Although permitted under Muslim law, polygamy is generally regarded as both impractical and undesirable because of the additional economic burden it places upon the household and because of the personal complications it entails. Polygamous families consist of a man, up to four wives, and their children. A man rarely has more than two wives, one of whom is sometimes much younger than the other, and is married after the children of the first wife are almost fully grown. The two wives may live with their children in different rooms of the same house, or they may reside in separate abodes. A survey of families in Beirut, made in the early 1960s, indicated that there was more than one wife in only 3 percent of the Muslim families interviewed.

Other than the marriage of close relatives, such as first cousins, a factor that often enters into the choice of a marriage partner is interest in expanding family resources. A man from the leading family of a particular lineage, especially an influential and wealthy lineage, is apt to choose a wife from another such lineage within his own religious community to improve the position of his immediate family group.

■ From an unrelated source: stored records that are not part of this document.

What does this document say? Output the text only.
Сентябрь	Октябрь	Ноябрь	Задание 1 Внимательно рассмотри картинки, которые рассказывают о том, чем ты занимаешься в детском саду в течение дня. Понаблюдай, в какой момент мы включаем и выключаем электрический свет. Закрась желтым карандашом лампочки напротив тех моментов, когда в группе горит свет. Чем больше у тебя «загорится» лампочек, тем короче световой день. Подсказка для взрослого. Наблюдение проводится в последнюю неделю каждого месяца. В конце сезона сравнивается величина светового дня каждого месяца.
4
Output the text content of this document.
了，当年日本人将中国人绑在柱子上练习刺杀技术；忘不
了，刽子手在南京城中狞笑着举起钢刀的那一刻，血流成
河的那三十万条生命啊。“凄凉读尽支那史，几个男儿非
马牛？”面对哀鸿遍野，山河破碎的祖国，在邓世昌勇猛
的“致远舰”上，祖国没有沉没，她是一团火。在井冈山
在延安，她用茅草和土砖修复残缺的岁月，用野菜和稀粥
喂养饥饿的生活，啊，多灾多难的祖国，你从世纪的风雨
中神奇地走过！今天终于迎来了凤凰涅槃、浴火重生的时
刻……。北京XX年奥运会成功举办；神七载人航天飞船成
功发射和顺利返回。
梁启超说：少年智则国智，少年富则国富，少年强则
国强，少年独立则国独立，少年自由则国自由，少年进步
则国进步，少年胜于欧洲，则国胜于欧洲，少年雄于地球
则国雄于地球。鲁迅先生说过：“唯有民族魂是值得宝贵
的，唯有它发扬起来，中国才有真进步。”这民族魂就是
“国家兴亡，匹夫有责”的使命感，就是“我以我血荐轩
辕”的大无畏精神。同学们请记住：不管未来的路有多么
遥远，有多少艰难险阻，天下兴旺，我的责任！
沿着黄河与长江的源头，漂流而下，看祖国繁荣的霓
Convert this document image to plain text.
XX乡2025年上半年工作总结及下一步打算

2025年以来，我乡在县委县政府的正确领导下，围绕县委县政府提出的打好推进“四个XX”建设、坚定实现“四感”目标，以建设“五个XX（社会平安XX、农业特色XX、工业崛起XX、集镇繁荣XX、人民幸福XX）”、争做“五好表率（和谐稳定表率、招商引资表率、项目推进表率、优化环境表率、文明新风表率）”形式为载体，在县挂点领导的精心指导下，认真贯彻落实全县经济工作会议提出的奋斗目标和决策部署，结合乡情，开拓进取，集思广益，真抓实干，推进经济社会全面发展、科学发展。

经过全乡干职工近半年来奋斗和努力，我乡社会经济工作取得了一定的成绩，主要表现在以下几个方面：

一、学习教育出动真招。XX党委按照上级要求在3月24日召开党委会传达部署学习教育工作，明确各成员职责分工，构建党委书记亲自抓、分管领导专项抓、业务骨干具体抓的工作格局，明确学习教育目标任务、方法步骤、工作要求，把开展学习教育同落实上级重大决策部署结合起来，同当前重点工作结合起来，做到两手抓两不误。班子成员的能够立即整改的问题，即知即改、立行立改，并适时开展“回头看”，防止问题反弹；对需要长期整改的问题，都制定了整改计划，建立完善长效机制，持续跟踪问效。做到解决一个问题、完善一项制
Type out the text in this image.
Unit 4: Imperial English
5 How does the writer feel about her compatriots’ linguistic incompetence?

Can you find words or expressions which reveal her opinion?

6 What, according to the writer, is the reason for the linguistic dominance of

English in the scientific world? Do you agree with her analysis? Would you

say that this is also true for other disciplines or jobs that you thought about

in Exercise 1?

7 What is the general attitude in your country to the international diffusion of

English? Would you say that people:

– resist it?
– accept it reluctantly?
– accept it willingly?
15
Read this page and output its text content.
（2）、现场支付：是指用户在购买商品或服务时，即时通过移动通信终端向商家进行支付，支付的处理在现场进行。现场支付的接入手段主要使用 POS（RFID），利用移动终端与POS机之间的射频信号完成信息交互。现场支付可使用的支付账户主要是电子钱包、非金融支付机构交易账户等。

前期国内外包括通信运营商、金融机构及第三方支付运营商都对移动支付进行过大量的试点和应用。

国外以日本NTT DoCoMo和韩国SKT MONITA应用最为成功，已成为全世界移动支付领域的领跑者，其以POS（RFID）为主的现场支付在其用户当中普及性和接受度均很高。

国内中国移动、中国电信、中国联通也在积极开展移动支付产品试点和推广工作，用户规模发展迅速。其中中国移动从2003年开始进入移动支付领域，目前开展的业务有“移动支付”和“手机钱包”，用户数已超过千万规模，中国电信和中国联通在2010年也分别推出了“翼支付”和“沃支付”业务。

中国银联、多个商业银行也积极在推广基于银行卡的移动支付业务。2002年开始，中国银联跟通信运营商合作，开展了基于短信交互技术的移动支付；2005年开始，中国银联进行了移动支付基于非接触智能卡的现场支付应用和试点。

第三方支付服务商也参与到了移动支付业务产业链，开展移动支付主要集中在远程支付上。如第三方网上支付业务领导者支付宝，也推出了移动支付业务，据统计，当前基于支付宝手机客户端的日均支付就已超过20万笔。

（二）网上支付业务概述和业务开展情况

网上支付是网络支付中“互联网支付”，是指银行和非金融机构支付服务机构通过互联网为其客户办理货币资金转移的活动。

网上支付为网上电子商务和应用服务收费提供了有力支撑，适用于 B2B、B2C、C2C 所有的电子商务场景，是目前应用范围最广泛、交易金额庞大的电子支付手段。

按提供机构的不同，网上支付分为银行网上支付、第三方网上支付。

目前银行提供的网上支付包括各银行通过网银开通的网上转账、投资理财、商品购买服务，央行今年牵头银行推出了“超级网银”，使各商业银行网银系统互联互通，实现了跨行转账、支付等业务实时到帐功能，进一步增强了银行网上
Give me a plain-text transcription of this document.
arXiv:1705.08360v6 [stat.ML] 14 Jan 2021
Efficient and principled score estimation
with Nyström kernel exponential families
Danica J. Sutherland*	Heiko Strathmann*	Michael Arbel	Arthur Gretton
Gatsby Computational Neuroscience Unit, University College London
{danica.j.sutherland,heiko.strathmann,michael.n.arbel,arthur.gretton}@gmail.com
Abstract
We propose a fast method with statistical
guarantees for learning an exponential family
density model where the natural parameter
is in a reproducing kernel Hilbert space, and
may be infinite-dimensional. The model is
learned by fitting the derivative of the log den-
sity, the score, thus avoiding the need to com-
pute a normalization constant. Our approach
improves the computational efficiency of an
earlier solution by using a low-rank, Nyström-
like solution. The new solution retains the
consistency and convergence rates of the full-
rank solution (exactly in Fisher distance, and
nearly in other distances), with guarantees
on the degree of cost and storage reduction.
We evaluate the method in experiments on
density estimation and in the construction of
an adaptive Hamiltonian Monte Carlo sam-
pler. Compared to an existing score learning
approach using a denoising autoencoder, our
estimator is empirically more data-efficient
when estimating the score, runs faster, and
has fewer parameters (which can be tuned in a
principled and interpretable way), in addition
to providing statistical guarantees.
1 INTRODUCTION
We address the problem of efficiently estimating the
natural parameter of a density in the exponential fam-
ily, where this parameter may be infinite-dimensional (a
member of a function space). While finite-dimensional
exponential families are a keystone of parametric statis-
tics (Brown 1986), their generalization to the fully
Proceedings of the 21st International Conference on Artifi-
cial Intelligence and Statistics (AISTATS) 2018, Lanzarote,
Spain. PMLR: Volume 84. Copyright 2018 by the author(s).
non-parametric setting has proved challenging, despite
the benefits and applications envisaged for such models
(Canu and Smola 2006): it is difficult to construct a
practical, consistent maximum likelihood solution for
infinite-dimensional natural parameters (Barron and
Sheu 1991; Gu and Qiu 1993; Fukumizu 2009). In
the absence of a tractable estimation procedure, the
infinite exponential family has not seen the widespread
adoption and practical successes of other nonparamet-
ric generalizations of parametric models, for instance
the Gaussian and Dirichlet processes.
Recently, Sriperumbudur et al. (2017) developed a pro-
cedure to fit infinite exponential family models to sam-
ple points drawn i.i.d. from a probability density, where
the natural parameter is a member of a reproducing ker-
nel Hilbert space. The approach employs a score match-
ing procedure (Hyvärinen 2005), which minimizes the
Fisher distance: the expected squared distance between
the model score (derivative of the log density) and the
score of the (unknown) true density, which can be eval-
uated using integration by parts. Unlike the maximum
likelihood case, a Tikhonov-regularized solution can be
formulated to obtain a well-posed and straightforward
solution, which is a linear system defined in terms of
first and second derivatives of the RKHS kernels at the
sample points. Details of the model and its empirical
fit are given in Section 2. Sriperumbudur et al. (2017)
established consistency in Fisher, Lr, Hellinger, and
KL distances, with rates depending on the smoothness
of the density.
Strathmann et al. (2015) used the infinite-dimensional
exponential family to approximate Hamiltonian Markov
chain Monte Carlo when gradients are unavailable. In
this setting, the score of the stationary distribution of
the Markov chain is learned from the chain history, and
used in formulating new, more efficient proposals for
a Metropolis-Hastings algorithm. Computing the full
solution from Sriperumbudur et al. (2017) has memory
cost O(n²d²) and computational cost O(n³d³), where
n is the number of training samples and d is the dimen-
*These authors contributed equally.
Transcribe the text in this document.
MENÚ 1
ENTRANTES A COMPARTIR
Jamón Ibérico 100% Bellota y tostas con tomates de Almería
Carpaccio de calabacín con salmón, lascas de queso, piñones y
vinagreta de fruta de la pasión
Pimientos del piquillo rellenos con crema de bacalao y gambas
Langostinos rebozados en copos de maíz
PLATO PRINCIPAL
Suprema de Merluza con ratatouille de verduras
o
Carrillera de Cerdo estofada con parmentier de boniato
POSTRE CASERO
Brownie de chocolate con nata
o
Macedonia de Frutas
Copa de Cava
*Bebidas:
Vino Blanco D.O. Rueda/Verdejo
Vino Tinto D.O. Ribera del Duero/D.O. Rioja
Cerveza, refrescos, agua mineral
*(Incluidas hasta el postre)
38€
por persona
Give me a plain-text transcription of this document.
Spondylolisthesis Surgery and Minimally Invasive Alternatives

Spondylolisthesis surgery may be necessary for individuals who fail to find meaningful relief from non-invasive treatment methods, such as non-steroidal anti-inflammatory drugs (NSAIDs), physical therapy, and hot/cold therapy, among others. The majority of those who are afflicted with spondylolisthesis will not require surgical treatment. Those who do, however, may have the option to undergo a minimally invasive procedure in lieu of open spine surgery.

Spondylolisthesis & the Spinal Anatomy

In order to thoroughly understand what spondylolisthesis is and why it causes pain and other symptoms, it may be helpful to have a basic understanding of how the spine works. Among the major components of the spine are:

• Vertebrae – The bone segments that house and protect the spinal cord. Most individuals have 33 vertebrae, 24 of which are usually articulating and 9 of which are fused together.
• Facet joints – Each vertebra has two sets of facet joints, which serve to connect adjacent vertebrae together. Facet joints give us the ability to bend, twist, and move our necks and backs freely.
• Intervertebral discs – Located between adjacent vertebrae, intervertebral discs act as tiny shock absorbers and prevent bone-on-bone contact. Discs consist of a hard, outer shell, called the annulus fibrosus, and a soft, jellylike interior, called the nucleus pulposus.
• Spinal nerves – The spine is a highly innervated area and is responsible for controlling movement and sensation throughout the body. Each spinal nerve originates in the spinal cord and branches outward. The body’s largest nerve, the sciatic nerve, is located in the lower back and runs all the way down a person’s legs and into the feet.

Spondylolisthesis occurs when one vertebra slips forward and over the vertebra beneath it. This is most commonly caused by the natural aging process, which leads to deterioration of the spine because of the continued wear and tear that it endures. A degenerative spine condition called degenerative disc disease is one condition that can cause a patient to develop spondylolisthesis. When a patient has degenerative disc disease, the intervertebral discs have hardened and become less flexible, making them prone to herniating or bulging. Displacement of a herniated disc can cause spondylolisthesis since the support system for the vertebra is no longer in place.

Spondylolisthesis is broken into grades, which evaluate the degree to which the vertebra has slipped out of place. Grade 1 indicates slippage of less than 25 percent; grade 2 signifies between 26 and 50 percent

The general practice in both Christian and Muslim villages is to find a partner within the village, preferably the closest eligible relative within the family. This practice has been considerably weakened in villages close to cities, where marriages outside the family and outside the village occur more often, and where first cousin marriage occurs only occasionally.

Marriage is more a matter of recognizing adult status and of joining interests than of romantic attachment. Men marry to have sons who will continue their lineage, work their land, and do honor to their house. Women marry to attain status and to bear sons for protection in their old age. Most women marry.

Age at marriage varies. In some villages girls tend to marry in their late teens; boys, in their early twenties. Urban youths marry somewhat later. Among educated families, young men frequently postpone marriage for many years, some of them waiting until their late thirties or early forties.

Christians and Druzes do not enter into a formal marriage contract; Muslims, however, do. After the announcement of the engagement of a Muslim couple, and before the wedding takes place, a formal contract is drawn up. The marriage is legal once the contract is signed. The contract notes the consent of the couple to marry and specifies the bride-price, a payment by the young man to his fiancée. In traditional Muslim society, the bride-price represented a substantial amount of money, or its equivalent in land, or a combination of both. In the 1980s, however, except in remote villages, only a token gift was made. The bride is expected to provide a dowry, usually in the form of furnishings for a new household.

Premarital and extramarital sexual relations are frowned upon throughout society. In the village there are strong sanctions against sexual relations outside marriage and such relationships are rare because every potential female partner is enmeshed in the network of kinship ties which reinforce these sanctions. Improper conduct toward an unmarried girl damages the honor of her lineage. Her father and brothers will seek redress, which can take the form of killing the girl and the man involved, killing the man or driving him from the village, or a settlement between the two lineages. If redress is not obtained, open strife between the two lineages may occur.